Engaging with community groups and re-establishing unions as an important community anchor has helped the International Union of Painters and Allied Trades (IUPAT) grow its membership while uplifting neighborhoods and expanding equity and job opportunities for residents, including good career paths for youth. The key concept is reciprocity – union support for local causes builds alliances, which in turn build support for unions and their priorities.

It’s all part of a new initiative, Community Organizing for Real Economics (CORE), which harks back to an earlier era when – in the words of General Vice President at Large/Organizing Jim Williams Jr. – unions “were rooted in communities. That’s where we gained our strength.” CORE, he said, “is an effort to reach and touch a whole new generation of workers.”

CORE launched about two years ago when IUPAT General President Kenneth Rigmaiden assembled 16 district council members with experience in successful organizing and political action.
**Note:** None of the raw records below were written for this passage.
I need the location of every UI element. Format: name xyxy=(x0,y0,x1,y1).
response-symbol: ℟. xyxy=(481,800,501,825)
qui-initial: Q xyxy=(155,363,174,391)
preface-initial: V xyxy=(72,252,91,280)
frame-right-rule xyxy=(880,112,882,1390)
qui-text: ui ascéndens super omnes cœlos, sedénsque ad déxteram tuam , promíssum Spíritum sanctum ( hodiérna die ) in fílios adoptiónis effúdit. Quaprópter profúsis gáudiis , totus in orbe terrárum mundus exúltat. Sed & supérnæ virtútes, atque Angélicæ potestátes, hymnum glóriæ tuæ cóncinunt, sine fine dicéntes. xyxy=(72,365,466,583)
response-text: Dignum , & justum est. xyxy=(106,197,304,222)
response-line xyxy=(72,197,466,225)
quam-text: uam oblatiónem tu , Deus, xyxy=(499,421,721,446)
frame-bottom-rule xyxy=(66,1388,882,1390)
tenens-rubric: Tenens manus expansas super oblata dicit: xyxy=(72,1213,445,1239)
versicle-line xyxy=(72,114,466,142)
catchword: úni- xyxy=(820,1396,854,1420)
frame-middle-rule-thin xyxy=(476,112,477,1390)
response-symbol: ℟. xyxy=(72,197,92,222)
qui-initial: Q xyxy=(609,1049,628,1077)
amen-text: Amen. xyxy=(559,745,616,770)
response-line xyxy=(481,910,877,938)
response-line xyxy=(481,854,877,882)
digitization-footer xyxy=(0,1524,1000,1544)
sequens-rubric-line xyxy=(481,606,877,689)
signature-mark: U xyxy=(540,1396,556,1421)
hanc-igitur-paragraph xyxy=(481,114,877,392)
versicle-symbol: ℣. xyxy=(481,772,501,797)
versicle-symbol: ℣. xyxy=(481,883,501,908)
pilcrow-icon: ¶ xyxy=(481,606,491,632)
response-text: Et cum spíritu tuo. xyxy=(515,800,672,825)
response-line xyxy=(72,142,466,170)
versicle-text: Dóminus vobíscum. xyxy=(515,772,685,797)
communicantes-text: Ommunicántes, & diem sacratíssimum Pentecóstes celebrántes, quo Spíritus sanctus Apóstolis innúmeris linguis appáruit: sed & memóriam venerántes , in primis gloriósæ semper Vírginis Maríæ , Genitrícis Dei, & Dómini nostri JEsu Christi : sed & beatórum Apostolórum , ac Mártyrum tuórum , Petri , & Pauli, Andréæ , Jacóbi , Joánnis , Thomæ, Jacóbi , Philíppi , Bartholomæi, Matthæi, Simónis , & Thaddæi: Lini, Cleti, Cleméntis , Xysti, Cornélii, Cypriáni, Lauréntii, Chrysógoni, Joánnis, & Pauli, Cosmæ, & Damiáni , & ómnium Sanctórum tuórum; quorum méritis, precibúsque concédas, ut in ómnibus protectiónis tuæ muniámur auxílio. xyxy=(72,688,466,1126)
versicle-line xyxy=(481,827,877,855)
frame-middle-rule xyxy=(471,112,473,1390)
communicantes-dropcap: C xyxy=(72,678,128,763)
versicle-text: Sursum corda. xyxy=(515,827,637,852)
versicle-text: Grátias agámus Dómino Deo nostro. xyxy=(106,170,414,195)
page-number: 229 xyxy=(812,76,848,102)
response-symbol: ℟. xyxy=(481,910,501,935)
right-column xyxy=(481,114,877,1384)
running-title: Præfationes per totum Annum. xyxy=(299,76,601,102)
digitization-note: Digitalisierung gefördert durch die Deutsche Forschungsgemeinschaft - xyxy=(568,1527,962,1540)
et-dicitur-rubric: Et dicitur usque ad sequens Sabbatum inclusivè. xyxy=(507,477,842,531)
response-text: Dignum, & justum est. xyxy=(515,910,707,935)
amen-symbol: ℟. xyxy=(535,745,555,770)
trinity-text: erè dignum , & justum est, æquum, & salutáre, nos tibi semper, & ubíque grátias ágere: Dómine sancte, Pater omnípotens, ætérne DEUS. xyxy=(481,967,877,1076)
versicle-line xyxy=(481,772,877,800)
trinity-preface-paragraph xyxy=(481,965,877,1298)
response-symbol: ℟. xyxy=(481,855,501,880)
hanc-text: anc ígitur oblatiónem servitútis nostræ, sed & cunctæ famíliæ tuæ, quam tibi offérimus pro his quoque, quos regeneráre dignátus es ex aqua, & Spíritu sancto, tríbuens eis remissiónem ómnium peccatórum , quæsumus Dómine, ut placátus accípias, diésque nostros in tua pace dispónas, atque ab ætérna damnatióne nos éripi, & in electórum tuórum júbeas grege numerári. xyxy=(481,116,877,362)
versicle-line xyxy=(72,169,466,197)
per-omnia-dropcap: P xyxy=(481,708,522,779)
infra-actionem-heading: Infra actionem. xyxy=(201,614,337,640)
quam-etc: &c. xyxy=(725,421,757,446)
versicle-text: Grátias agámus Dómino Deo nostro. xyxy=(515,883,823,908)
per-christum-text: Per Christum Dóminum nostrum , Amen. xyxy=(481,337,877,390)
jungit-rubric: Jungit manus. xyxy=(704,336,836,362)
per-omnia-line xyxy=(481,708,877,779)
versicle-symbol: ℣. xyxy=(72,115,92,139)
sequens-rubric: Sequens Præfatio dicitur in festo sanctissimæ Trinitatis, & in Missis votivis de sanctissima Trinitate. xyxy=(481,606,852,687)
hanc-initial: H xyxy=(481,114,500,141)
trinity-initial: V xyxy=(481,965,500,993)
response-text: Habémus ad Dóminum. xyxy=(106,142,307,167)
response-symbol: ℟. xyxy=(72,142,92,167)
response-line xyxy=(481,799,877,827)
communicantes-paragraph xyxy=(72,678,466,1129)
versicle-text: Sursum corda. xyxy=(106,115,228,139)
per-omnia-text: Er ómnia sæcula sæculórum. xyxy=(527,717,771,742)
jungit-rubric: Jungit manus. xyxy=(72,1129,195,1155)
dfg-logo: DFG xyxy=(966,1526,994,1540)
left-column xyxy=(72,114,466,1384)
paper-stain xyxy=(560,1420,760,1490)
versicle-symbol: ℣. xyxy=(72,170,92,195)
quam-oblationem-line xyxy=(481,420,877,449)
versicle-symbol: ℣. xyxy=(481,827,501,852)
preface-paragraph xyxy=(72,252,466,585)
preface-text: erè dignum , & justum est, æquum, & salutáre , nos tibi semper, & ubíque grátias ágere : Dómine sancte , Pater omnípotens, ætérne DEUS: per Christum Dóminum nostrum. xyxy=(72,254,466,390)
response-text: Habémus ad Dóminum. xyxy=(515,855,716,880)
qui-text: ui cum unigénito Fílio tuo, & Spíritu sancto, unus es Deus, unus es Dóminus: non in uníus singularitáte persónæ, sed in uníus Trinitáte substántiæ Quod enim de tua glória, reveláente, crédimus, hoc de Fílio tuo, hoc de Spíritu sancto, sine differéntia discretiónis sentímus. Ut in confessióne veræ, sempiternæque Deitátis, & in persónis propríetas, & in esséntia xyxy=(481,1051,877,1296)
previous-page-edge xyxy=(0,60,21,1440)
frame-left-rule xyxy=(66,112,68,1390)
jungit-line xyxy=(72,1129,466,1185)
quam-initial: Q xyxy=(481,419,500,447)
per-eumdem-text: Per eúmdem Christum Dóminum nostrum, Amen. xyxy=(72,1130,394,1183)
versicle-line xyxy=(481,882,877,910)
The program’s early success prompted Rigmaiden to convene a follow-up meeting in April 2014, where participants shared best practices and challenges.

They also identified five primary areas of focus for local CORE programs:

  • Battling the underground economy in construction;

  • Fighting to maintain affordable housing in urban development;

  • Ending income inequality and its effect on the painting and allied trades industry and the communities where union members work and live;

  • Enacting corrosion control policies that benefit communities and the environment; and

  • Mitigating the negative effects of discrimination in civil and human rights.
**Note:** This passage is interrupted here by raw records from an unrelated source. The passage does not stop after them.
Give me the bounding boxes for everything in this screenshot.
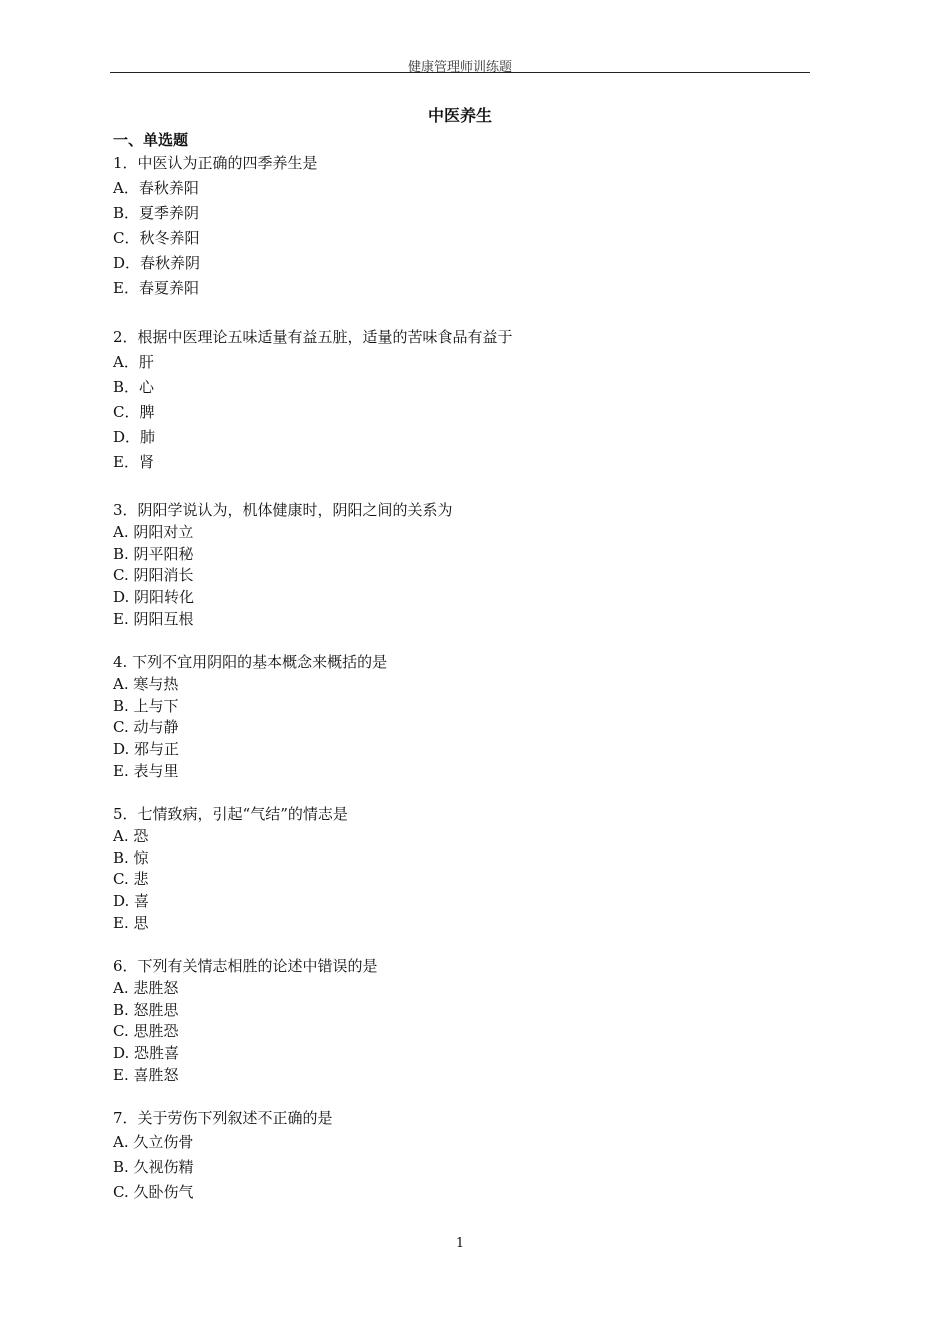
question-1-option-c: C．秋冬养阳: [113, 229, 200, 247]
question-4-option-c: C. 动与静: [113, 718, 179, 736]
question-5-option-d: D. 喜: [113, 892, 150, 910]
question-5-option-c: C. 悲: [113, 870, 149, 888]
question-1-option-a: A．春秋养阳: [113, 179, 199, 197]
question-3-option-d: D. 阴阳转化: [113, 588, 195, 606]
question-6-option-a: A. 悲胜怒: [113, 979, 179, 997]
question-1-stem: 1．中医认为正确的四季养生是: [113, 154, 318, 172]
question-4-option-b: B. 上与下: [113, 697, 179, 715]
question-3-option-b: B. 阴平阳秘: [113, 545, 194, 563]
question-6-option-b: B. 怒胜思: [113, 1001, 179, 1019]
question-1-option-b: B．夏季养阴: [113, 204, 200, 222]
question-7-option-c: C. 久卧伤气: [113, 1183, 194, 1201]
question-1-option-d: D．春秋养阴: [113, 254, 201, 272]
page-header: 健康管理师训练题: [407, 60, 512, 75]
question-4-option-e: E. 表与里: [113, 762, 179, 780]
question-2-stem: 2．根据中医理论五味适量有益五脏，适量的苦味食品有益于: [113, 328, 513, 346]
question-5-option-e: E. 思: [113, 914, 149, 932]
question-7-stem: 7．关于劳伤下列叙述不正确的是: [113, 1109, 333, 1127]
question-6-option-d: D. 恐胜喜: [113, 1044, 180, 1062]
question-4-option-a: A. 寒与热: [113, 675, 179, 693]
question-7-option-b: B. 久视伤精: [113, 1158, 194, 1176]
question-2-option-c: C．脾: [113, 403, 155, 421]
section-heading: 一、单选题: [113, 131, 189, 149]
header-divider: [110, 72, 810, 73]
question-5-stem: 5．七情致病，引起“气结”的情志是: [113, 805, 348, 823]
question-5-option-a: A. 恐: [113, 827, 149, 845]
document-title: 中医养生: [427, 106, 492, 125]
question-1-option-e: E．春夏养阳: [113, 279, 199, 297]
question-6-stem: 6．下列有关情志相胜的论述中错误的是: [113, 957, 378, 975]
question-2-option-d: D．肺: [113, 428, 156, 446]
question-4-option-d: D. 邪与正: [113, 740, 180, 758]
question-6-option-e: E. 喜胜怒: [113, 1066, 179, 1084]
question-5-option-b: B. 惊: [113, 849, 149, 867]
question-6-option-c: C. 思胜恐: [113, 1022, 179, 1040]
question-3-option-e: E. 阴阳互根: [113, 610, 194, 628]
question-3-option-a: A. 阴阳对立: [113, 523, 194, 541]
page-number: 1: [455, 1236, 465, 1251]
question-3-stem: 3．阴阳学说认为，机体健康时，阴阳之间的关系为: [113, 501, 453, 519]
question-4-stem: 4. 下列不宜用阴阳的基本概念来概括的是: [113, 653, 388, 671]
question-2-option-a: A．肝: [113, 353, 154, 371]
question-7-option-a: A. 久立伤骨: [113, 1133, 194, 1151]
question-3-option-c: C. 阴阳消长: [113, 566, 194, 584]
question-2-option-e: E．肾: [113, 453, 154, 471]
question-2-option-b: B．心: [113, 378, 155, 396]
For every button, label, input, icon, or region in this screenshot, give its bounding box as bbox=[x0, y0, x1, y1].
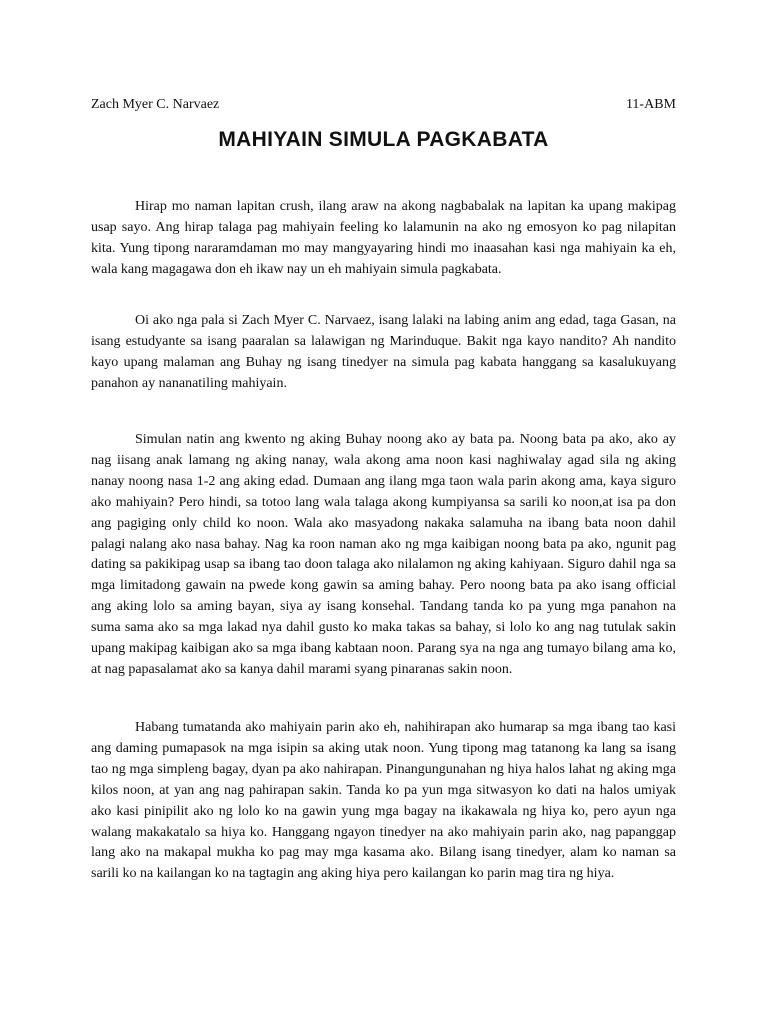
paragraph-4: Habang tumatanda ako mahiyain parin ako eh, nahihirapan ako humarap sa mga ibang tao kasi ang daming pumapasok na mga isipin sa aking utak noon. Yung tipong mag tatanong ka lang sa isang tao ng mga simpleng bagay, dyan pa ako nahirapan. Pinangungunahan ng hiya halos lahat ng aking mga kilos noon, at yan ang nag pahirapan sakin. Tanda ko pa yun mga sitwasyon ko dati na halos umiyak ako kasi pinipilit ako ng lolo ko na gawin yung mga bagay na ikakawala ng hiya ko, pero ayun nga walang makakatalo sa hiya ko. Hanggang ngayon tinedyer na ako mahiyain parin ako, nag papanggap lang ako na makapal mukha ko pag may mga kasama ako. Bilang isang tinedyer, alam ko naman sa sarili ko na kailangan ko na tagtagin ang aking hiya pero kailangan ko parin mag tira ng hiya. bbox=[91, 720, 676, 882]
section-label: 11-ABM bbox=[625, 97, 676, 112]
document-header bbox=[91, 95, 676, 115]
author-name: Zach Myer C. Narvaez bbox=[91, 97, 220, 112]
paragraph-1: Hirap mo naman lapitan crush, ilang araw na akong nagbabalak na lapitan ka upang makipag usap sayo. Ang hirap talaga pag mahiyain feeling ko lalamunin na ako ng emosyon ko pag nilapitan kita. Yung tipong nararamdaman mo may mangyayaring hindi mo inaasahan kasi nga mahiyain ka eh, wala kang magagawa don eh ikaw nay un eh mahiyain simula pagkabata. bbox=[91, 199, 676, 277]
document-title: MAHIYAIN SIMULA PAGKABATA bbox=[218, 128, 549, 151]
paragraph-2: Oi ako nga pala si Zach Myer C. Narvaez, isang lalaki na labing anim ang edad, taga Gasan, na isang estudyante sa isang paaralan sa lalawigan ng Marinduque. Bakit nga kayo nandito? Ah nandito kayo upang malaman ang Buhay ng isang tinedyer na simula pag kabata hanggang sa kasalukuyang panahon ay nananatiling mahiyain. bbox=[91, 313, 676, 391]
paragraph-3: Simulan natin ang kwento ng aking Buhay noong ako ay bata pa. Noong bata pa ako, ako ay nag iisang anak lamang ng aking nanay, wala akong ama noon kasi naghiwalay agad sila ng aking nanay noong nasa 1-2 ang aking edad. Dumaan ang ilang mga taon wala parin akong ama, kaya siguro ako mahiyain? Pero hindi, sa totoo lang wala talaga akong kumpiyansa sa sarili ko noon,at isa pa don ang pagiging only child ko noon. Wala ako masyadong nakaka salamuha na ibang bata noon dahil palagi nalang ako nasa bahay. Nag ka roon naman ako ng mga kaibigan noong bata pa ako, ngunit pag dating sa pakikipag usap sa ibang tao doon talaga ako nilalamon ng aking kahiyaan. Siguro dahil nga sa mga limitadong gawain na pwede kong gawin sa aming bahay. Pero noong bata pa ako isang official ang aking lolo sa aming bayan, siya ay isang konsehal. Tandang tanda ko pa yung mga panahon na suma sama ako sa mga lakad nya dahil gusto ko maka takas sa bahay, si lolo ko ang nag tutulak sakin upang makipag kaibigan ako sa mga ibang kabtaan noon. Parang sya na nga ang tumayo bilang ama ko, at nag papasalamat ako sa kanya dahil marami syang pinaranas sakin noon. bbox=[91, 432, 676, 677]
“With its focus on environment, economy and equity for our members and their communities, IUPAT’s CORE initiative is very much aligned with the work of Emerald Cities,” observed Jack Hayn, assistant to the General President Rigmaiden.
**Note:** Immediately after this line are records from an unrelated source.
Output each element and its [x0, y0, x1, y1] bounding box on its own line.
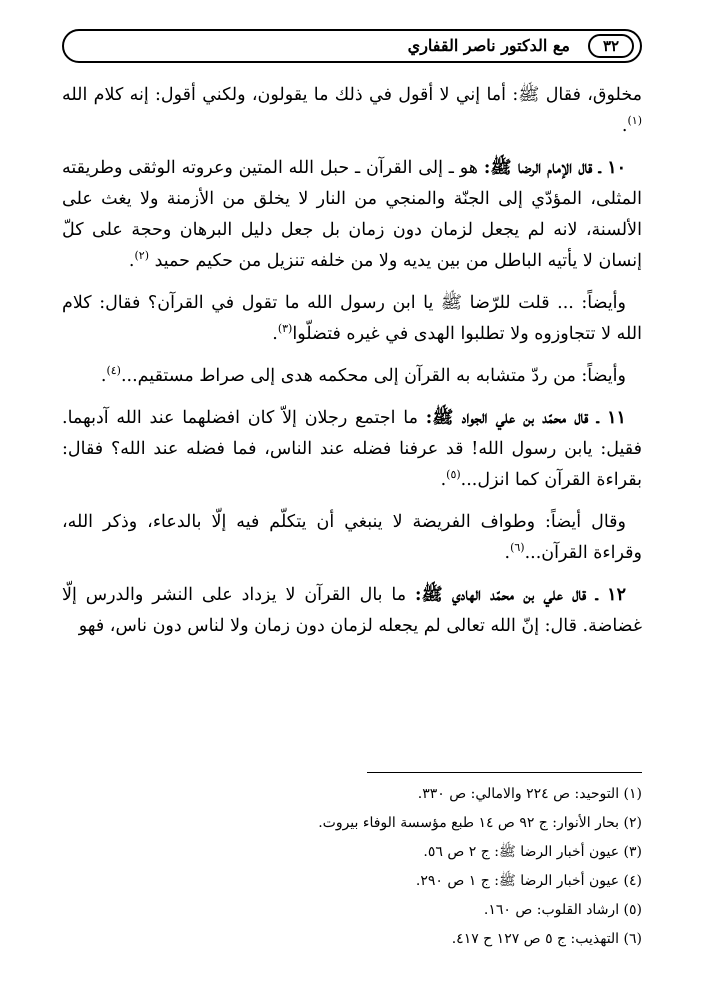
footnotes [62, 780, 642, 954]
running-header [62, 29, 642, 63]
footnote-ref: (٣) [277, 322, 293, 336]
footnote-ref: (٢) [134, 249, 149, 263]
paragraph [62, 580, 642, 642]
footnote-separator [367, 772, 642, 773]
numbered-heading: ١١ ـ قال محمّد بن علي الجواد ﷺ: [425, 408, 626, 428]
footnote-ref: (٤) [106, 364, 121, 378]
footnote-ref: (١) [627, 114, 642, 128]
footnote: (٤) عيون أخبار الرضا ﷺ: ج ١ ص ٢٩٠. [415, 873, 642, 889]
footnote: (٢) بحار الأنوار: ج ٩٢ ص ١٤ طبع مؤسسة الوفاء بيروت. [318, 815, 642, 831]
numbered-heading: ١٢ ـ قال علي بن محمّد الهادي ﷺ: [415, 585, 626, 605]
paragraph-text: وأيضاً: ... قلت للرّضا ﷺ يا ابن رسول الله ما تقول في القرآن؟ فقال: كلام الله لا تتجاوزوه ولا تطلبوا الهدى في غيره فتضلّوا [62, 293, 642, 344]
footnote: (٥) ارشاد القلوب: ص ١٦٠. [483, 902, 642, 918]
numbered-heading: ١٠ ـ قال الإمام الرضا ﷺ: [483, 158, 626, 178]
page-number: ٣٢ [588, 34, 634, 58]
main-text [62, 80, 642, 642]
paragraph-text: وقال أيضاً: وطواف الفريضة لا ينبغي أن يتكلّم فيه إلّا بالدعاء، وذكر الله، وقراءة القرآن... [62, 512, 642, 563]
footnote-ref: (٥) [446, 468, 461, 482]
running-title: مع الدكتور ناصر القفاري [407, 36, 570, 55]
paragraph-text: وأيضاً: من ردّ متشابه به القرآن إلى محكمه هدى إلى صراط مستقيم... [120, 366, 626, 386]
paragraph-text: هو ـ إلى القرآن ـ حبل الله المتين وعروته الوثقى وطريقته المثلى، المؤدّي إلى الجنّة والمنجي من النار لا يخلق من الأزمنة ولا يغث على الألسنة، لانه لم يجعل لزمان دون زمان بل جعل دليل البرهان وحجة على كلّ إنسان لا يأتيه الباطل من بين يديه ولا من خلفه تنزيل من حكيم حميد [62, 158, 642, 271]
paragraph-text: مخلوق، فقال ﷺ: أما إني لا أقول في ذلك ما يقولون، ولكني أقول: إنه كلام الله [62, 85, 642, 105]
footnote: (١) التوحيد: ص ٢٢٤ والامالي: ص ٣٣٠. [417, 786, 642, 802]
paragraph-text: ما اجتمع رجلان إلاّ كان افضلهما عند الله آدبهما. فقيل: يابن رسول الله! قد عرفنا فضله عند الناس، فما فضله عند الله؟ فقال: بقراءة القرآن كما انزل... [62, 408, 642, 490]
paragraph: وقال أيضاً: وطواف الفريضة لا ينبغي أن يتكلّم فيه إلّا بالدعاء، وذكر الله، وقراءة القرآن...$^{(٦)}$. [62, 512, 642, 563]
paragraph-text: ما بال القرآن لا يزداد على النشر والدرس إلّا غضاضة. قال: إنّ الله تعالى لم يجعله لزمان دون زمان ولا لناس دون ناس، فهو [62, 585, 642, 636]
footnote-ref: (٦) [510, 541, 525, 555]
paragraph: مخلوق، فقال ﷺ: أما إني لا أقول في ذلك ما يقولون، ولكني أقول: إنه كلام الله $^{(١)}$. [62, 85, 642, 136]
paragraph: وأيضاً: من ردّ متشابه به القرآن إلى محكمه هدى إلى صراط مستقيم...$^{(٤)}$. [100, 364, 626, 386]
footnote: (٦) التهذيب: ج ٥ ص ١٢٧ ح ٤١٧. [451, 931, 642, 947]
footnote: (٣) عيون أخبار الرضا ﷺ: ج ٢ ص ٥٦. [423, 844, 642, 860]
paragraph: ١١ ـ قال محمّد بن علي الجواد ﷺ: ما اجتمع رجلان إلاّ كان افضلهما عند الله آدبهما. فقيل: يابن رسول الله! قد عرفنا فضله عند الناس، فما فضله عند الله؟ فقال: بقراءة القرآن كما انزل...$^{(٥)}$. [62, 408, 642, 490]
paragraph: ١٠ ـ قال الإمام الرضا ﷺ: هو ـ إلى القرآن ـ حبل الله المتين وعروته الوثقى وطريقته المثلى، المؤدّي إلى الجنّة والمنجي من النار لا يخلق من الأزمنة ولا يغث على الألسنة، لانه لم يجعل لزمان دون زمان بل جعل دليل البرهان وحجة على كلّ إنسان لا يأتيه الباطل من بين يديه ولا من خلفه تنزيل من حكيم حميد $^{(٢)}$. [62, 158, 642, 271]
paragraph: وأيضاً: ... قلت للرّضا ﷺ يا ابن رسول الله ما تقول في القرآن؟ فقال: كلام الله لا تتجاوزوه ولا تطلبوا الهدى في غيره فتضلّوا$^{(٣)}$. [62, 293, 642, 344]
Thanks to CORE’s community-based model, IUPAT has grown the ranks of District Council (DC) 9 in New York City; prompted DC 58 in Illinois and Missouri to launch several community outreach programs; and seen community advocacy for local workers’ rights lead to justice and more opportunities for IUPAT contractors in Seattle (DC 5).

Working with MAN UP!

In Brooklyn, DC 9 volunteers have been working with Man UP! (Multi-cultural social service Agency for Neighborhood improvement and for the complete Understanding of emergency Preparedness), an organization that mentors local youth and provides community, housing, youth and job development services in distressed communities.

This includes food and charity drives for local shelters, school supply donations and – in partnership with another community group, the Association of Women Construction Workers of America – instruction of youth in the painting and allied trades. These alliances mean that an IUPAT representative contacts MAN UP! when DC 9 is accepting applications for union membership to alert qualifying youth about the opportunity.

In return, MAN UP! recommended IUPAT contractors for a local construction project. The organization also helped resolve a neighborhood union construction project’s noncompliance with a project labor agreement, ensuring local IUPAT member representation on the project.